I started following bible as it says. But whenever I used to share the gospel with the people who knew my life before conversion would ridicule and comment upon me. Many would say…lli chali haj ko…and others…see, this man has come from holland or England or US…Even many said…see..he has forsaken his own father and has accepted others father as his own… I felt so furious but the love of Christ overruled the anger and hatred. I was very happy; because I had received ‘the peace ‘ what I was actually searching for. Walking in his ways, I got married in a believer family of Meerut. Suddenly something happened which surfaced the old Raju in me and I committed the crime for which I had to go to jail.
I was kept in am happy to say that Jesus did not forsake me even there and brought his word in the jail through Gideons Ministry. As they distributed Bible in the jail, and then did complete worship service followed by the preaching, the word of God touched me once again. I remembered that I decided to leave the God of Bible and committed sin but he did not left me even in this condition. He came to me to cheer me up and bless me with his peace and joy. I then decided once again that come what may but I would not leave Jesus ever in my life.
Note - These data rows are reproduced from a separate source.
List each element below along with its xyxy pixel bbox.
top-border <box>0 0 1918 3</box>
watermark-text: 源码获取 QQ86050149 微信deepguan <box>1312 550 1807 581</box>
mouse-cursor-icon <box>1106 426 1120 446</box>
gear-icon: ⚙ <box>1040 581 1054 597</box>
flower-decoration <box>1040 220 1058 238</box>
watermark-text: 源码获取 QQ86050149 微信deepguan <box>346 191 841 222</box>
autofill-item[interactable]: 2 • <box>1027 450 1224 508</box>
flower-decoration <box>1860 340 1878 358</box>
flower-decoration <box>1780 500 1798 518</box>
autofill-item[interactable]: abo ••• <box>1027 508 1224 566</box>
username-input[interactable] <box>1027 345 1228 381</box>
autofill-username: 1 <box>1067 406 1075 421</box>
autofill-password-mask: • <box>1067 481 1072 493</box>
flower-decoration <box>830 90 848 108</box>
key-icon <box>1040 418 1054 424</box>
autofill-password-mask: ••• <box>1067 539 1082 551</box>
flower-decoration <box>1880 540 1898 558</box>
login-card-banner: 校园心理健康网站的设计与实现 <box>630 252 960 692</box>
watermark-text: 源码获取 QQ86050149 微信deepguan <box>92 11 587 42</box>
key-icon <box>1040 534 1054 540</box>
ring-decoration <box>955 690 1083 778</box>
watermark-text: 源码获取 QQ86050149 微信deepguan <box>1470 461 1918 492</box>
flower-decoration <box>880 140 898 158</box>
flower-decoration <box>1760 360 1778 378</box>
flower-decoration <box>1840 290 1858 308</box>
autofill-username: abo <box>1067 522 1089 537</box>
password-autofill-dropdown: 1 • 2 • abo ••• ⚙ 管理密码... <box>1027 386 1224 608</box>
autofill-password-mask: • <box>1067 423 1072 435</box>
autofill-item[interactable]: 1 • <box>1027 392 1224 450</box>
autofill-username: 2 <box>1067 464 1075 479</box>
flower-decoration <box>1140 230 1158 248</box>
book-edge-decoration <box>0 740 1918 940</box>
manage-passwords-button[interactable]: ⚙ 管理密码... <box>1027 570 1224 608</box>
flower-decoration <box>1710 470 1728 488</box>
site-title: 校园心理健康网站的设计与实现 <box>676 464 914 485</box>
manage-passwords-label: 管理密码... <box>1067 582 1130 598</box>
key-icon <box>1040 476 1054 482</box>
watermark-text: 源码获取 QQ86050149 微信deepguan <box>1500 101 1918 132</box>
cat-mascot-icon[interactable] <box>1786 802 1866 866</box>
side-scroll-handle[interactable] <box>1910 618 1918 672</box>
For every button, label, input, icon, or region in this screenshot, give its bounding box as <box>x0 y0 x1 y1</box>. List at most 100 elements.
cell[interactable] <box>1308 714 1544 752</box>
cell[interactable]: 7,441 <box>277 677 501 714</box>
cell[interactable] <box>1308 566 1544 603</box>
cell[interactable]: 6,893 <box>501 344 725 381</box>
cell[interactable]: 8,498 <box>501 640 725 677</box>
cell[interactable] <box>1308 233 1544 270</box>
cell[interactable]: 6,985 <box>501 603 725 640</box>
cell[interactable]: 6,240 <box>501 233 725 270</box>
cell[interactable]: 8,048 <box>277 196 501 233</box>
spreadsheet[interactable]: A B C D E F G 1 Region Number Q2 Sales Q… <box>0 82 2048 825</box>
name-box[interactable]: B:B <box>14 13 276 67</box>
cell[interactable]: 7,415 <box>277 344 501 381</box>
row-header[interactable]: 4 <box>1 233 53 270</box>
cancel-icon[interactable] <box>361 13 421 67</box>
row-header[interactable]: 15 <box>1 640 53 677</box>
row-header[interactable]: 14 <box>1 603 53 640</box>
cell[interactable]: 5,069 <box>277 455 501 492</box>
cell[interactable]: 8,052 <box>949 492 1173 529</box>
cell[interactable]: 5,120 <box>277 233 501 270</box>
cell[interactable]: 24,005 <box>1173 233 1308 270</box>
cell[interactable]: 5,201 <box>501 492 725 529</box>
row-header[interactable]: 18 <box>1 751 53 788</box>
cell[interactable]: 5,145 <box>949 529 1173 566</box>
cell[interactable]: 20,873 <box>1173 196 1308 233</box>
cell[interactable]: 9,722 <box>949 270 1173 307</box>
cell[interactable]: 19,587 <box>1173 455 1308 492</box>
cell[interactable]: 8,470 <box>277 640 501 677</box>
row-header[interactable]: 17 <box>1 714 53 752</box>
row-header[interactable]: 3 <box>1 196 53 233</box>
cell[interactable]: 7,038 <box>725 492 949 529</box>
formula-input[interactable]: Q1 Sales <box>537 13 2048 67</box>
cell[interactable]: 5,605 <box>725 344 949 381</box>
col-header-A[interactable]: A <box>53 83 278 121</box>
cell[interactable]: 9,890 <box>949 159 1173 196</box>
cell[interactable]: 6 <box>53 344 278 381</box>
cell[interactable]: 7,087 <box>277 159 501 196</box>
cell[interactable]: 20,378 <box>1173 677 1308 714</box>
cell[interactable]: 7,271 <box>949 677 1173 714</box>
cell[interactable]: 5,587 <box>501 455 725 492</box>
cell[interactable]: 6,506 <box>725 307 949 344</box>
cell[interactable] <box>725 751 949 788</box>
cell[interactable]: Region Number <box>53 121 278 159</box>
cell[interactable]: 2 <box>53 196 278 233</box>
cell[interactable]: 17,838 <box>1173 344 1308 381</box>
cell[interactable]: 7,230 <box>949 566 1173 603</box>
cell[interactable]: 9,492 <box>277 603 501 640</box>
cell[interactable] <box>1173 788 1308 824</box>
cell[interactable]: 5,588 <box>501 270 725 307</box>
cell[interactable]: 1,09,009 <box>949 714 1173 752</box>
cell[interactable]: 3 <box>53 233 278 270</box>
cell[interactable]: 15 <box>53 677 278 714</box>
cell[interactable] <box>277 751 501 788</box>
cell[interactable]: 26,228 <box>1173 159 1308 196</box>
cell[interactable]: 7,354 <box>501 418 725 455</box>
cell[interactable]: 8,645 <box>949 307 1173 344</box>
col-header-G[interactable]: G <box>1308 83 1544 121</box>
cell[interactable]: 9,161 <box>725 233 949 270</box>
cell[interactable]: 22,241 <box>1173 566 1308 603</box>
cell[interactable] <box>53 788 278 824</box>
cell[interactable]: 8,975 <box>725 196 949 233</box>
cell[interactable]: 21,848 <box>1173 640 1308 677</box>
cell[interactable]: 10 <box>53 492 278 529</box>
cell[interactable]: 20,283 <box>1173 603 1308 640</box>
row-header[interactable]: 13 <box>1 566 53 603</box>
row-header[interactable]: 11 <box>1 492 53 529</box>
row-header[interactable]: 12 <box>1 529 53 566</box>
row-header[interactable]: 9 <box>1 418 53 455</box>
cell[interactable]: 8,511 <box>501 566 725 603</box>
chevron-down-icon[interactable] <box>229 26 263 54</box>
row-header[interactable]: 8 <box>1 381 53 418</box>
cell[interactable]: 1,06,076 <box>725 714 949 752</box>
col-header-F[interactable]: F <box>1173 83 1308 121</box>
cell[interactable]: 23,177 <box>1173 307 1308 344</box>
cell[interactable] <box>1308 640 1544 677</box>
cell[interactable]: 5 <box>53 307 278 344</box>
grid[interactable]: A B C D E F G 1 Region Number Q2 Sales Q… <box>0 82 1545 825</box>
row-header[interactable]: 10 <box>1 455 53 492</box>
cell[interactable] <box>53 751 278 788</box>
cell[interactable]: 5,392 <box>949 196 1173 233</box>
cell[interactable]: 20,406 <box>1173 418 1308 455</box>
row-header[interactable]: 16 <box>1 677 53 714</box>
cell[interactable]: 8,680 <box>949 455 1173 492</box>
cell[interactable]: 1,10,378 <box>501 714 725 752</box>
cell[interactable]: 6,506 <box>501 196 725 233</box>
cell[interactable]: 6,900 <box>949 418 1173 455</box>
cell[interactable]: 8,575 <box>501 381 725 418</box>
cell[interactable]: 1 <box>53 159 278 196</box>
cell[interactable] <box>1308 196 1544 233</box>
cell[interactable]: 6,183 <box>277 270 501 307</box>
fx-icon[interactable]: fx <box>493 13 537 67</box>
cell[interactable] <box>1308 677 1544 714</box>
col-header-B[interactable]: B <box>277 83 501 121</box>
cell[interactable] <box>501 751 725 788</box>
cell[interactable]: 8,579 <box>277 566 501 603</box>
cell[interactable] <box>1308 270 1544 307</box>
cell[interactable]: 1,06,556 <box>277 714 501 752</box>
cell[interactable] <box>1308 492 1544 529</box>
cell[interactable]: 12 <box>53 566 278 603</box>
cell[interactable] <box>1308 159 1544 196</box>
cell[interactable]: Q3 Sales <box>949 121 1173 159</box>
Then I shared the gospel with many fellow prisoners but they would not hear me but would counter-question me instead that why I was in jail if I knew God. As soon as I got the bail, I went to the person to whom I had beaten so badly. I went there to ask him to forgive me and I confessed in front of his family. Then I confessed in front of my parent church and sought the prayers of the elders. I myself also prayed that God might keep me in his feet for life-long. God has cared for me and kept me happy and content; gradually my mother, brother and sisters also accepted Christ in their lives. All in my family are blessed in the grace of God.
If you want to come closer to Lord Jesus Christ today, then have faith that he is calling you with his arms open wide. All may have to repent because man can do everything till he is alive; but nothing after his death. Dear brothers and sisters, this is the time because nobody has seen tomorrow. If you want to receive eternal life and the life of peace, then you will have to come to Lord Jesus Christ. WAY OF PEACE / WAY OF SIN. Which way you want to go ? The decision is yours. I shall always pray that Lord Jesus may help you in choosing the Way of Peace.